I am completely uninterested in entering into conversation with those who wish to revive Tridentine or nineteenth century Catholic polemical apologetics against Anglicanism or other Reformation bodies. This is a dead horse. For those who are interested in such discussions, the libraries of seminaries are moldering with the no longer read tomes of these conflicts. As a scholar I prefer to devote my time to productive pursuits.
Harrumph! Even so, it would have been more accurate of him to say "I have become completely uninterested..." given that he did rouse himself to address my arguments once, and at reasonable length. But I suppose he's right that our exchange is destined to become the cyber-equivalent of an old pamphlet moldering in a seminary library. Leave aside the ephemerality of blogdom; only those with too much time on their hands would dig up a debate that ends in such a fashion, even when it's printed.
It's too bad, really, because there is definitely a substantive theological lesson in the exchange that somebody might benefit from learning. If you follow the long thread at TitusOneNine where the debate developed, you can discern it for yourself. But I would spare you that and, instead, shall tell you myself.
There are really two lessons: one proximate, the other ultimate. The proximate lesson is that the Anglican "reasserters"—i.e., those who support women's ordination but oppose same-sex marriage (oops, "blessings")—are in an untenable position. They can certainly make a case that the New Testament, read in isolation from irritants such as Tradition and the teaching authority of the Church, is clearly opposed to sodomy but not so clearly opposed to priestesses. On scholarly grounds alone, I believe they happen to right about that. But that is not enough even for their purpose. For one thing, a good case can be made that the same blindness that prevents many people from seeing what's wrong with WO, as a matter of sacramental efficacy, also prevents many people from seeing what's wrong with SSM, as a matter of sacramental efficacy and other things, such as the divine and natural law. The CofE priest Jeffrey Steel has a nice little summary of such a case, the upshot of which is that we have largely lost any sense of the spiritual significance of gender. And so, as a purely practical matter, the reasserters are probably fighting a long defeat even in those sectors of the Anglican Communion that, for now, are repelled by the very idea of sanctified sodomy.
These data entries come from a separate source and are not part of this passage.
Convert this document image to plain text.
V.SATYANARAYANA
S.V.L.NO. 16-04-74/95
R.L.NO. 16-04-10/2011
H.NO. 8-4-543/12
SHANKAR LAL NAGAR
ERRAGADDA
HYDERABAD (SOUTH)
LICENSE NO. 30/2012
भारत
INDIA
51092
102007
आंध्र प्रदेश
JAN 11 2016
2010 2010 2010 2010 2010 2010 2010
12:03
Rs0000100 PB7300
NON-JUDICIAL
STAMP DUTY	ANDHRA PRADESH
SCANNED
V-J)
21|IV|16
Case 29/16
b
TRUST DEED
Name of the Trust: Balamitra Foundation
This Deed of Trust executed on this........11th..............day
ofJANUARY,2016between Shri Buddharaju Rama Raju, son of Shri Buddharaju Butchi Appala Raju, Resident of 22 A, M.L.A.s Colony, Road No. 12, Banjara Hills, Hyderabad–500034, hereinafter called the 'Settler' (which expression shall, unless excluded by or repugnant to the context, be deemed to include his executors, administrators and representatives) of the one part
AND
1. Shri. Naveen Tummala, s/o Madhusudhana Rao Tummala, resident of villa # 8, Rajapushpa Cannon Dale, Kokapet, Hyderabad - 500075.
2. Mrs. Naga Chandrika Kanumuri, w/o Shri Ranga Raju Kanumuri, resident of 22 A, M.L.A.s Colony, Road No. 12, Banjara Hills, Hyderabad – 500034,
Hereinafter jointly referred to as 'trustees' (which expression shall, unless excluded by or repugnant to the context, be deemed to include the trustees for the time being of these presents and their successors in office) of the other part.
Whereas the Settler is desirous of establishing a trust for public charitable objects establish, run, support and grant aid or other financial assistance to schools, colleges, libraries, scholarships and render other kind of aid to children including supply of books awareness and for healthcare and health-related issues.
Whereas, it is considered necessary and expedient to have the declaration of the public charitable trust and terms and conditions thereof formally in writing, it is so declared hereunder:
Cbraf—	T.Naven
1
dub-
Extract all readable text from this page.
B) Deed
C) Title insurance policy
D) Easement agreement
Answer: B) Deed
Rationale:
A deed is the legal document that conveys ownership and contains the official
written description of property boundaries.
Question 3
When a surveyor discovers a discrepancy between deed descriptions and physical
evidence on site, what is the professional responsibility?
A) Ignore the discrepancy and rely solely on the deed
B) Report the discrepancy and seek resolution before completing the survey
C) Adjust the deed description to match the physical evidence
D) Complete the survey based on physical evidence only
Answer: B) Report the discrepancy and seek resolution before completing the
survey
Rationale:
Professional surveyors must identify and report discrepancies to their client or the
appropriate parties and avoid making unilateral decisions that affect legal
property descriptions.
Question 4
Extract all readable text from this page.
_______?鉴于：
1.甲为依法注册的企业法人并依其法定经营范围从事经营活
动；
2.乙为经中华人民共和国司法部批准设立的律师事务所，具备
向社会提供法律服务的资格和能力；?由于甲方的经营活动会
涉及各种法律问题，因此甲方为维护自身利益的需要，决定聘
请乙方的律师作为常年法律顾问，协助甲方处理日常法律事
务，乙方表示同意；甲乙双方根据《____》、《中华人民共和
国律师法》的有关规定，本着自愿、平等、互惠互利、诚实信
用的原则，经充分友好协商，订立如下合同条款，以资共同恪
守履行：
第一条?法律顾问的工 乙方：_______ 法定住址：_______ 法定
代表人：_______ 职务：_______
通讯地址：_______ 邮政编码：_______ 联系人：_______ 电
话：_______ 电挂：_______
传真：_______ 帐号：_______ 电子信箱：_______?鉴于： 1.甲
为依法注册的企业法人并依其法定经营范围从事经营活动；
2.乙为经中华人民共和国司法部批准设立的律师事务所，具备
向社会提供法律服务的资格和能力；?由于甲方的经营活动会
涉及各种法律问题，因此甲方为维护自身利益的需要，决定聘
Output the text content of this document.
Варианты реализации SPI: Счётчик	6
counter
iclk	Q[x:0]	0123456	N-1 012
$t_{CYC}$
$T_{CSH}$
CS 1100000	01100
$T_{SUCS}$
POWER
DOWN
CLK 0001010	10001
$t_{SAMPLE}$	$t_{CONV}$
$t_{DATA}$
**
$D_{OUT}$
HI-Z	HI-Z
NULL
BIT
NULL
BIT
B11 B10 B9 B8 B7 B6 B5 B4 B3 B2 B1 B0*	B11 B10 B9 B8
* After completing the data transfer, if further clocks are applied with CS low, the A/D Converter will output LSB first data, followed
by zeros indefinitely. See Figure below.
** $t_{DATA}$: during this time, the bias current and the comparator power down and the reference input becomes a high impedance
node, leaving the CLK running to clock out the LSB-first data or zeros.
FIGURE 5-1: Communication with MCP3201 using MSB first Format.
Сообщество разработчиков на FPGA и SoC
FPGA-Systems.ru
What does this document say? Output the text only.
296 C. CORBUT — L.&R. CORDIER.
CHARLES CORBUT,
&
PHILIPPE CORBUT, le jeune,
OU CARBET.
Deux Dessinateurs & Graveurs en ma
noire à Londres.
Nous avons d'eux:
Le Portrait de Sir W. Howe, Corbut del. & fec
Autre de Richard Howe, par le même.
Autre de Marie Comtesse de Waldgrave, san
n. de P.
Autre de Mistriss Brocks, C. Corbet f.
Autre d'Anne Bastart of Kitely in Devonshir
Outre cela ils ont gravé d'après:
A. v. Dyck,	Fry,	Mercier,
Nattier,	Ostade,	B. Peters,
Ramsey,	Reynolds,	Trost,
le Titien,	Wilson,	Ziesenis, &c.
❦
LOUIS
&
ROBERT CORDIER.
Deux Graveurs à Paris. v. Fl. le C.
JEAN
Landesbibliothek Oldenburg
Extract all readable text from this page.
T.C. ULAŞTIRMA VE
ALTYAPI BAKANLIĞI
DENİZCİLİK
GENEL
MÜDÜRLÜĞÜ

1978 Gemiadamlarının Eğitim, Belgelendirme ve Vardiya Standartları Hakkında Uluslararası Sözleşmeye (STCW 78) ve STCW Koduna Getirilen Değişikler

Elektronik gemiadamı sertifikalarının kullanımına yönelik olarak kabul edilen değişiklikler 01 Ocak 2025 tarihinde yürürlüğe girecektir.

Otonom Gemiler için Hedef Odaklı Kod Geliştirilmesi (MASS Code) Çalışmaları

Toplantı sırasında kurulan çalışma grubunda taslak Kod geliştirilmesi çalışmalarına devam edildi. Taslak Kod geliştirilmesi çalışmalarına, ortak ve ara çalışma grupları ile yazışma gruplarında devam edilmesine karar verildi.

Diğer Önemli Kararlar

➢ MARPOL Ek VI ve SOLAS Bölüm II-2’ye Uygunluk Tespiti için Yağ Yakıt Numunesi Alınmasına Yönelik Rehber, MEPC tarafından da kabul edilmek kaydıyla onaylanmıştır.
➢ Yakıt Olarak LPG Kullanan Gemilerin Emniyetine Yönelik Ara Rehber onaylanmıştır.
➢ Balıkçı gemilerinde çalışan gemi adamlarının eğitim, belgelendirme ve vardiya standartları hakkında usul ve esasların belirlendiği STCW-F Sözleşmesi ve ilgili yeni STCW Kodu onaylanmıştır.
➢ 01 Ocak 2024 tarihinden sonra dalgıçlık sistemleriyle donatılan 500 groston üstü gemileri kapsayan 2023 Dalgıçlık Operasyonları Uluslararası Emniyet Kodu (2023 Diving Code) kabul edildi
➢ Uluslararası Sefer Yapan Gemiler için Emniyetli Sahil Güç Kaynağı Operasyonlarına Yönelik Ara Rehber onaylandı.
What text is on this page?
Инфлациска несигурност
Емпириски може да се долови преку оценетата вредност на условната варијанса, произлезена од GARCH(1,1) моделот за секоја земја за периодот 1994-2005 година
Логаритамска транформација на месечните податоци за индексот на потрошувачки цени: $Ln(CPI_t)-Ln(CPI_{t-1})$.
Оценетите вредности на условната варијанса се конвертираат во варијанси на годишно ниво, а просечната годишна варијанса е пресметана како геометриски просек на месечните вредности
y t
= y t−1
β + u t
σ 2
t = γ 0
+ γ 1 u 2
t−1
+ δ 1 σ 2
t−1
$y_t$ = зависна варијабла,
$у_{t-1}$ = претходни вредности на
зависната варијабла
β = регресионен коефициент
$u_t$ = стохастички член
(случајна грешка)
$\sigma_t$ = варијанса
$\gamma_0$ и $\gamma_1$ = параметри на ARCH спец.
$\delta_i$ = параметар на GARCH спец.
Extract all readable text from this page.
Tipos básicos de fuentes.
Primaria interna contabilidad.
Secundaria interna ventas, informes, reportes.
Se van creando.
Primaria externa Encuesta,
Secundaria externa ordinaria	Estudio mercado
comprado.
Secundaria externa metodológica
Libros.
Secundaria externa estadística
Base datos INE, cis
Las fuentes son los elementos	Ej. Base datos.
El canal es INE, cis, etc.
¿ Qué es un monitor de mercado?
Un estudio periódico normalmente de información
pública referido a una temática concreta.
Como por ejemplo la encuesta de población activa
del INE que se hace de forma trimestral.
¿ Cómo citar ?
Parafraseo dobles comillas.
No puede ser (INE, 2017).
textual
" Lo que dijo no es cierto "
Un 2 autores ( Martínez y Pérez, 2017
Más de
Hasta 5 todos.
But this is only one group of Protestants fighting on one front. There's an ultimate lesson here for all Protestants who can be believed when they say they want their church to retain fidelity to Scripture as "the only infallible rule of faith."
The ultimate lesson is that, lacking a visible teaching authority accepted as the voice of Christ himself when it speaks with its full authority, Protestantism as such is incapable of distinguishing between definitive, irreformable doctrine and mere theological opinion. One can talk all one likes about "Scripture" as the only infallible rule of faith; one can sometimes invoke "the plain meaning of Scripture," on more-or-less firm grounds, as a matter of what the human authors intended; and one can always hope that leaders of Protestant bodies will maintain the good sense and will power to adhere to such things. But in practice, one person's or church's "plain meaning" is another person's or church's "misinterpretation" or "misapplication," and no Protestant ecclesial authority can say otherwise as anything more than one fallible opinion among others. That is just what the endless fragmentation of Protestant bodies into "denominations" shows, regardless of who happens to be right about this-or-that point of Scripture. And that is why conservative Protestantism, of whatever form, is just liberal Protestantism waiting to happen.
As a Catholic, I do not say that with any sense of satisfaction or smugness. The Catholic Church is full of people who either don't know or don't care about the distinction between definitive, irreformable doctrine and mere theological opinion. A few of them are clergy and/or theologians who influence how Catholics think. So you can find plenty of educated lay Catholics who, citing "the primacy of conscience" or some such thing, reserve to themselves the right to decide what they need and do not need to believe precisely as Catholics. As I said earlier this week, such an attitude is the very principle of heresy. Such Catholics-in-name-only are functionally Protestant, and they make things worse by pretending otherwise. Those who have led them down that path will be judged more severely than our Protestant brethren who, for the most part, are only doing the best they are in a position to know.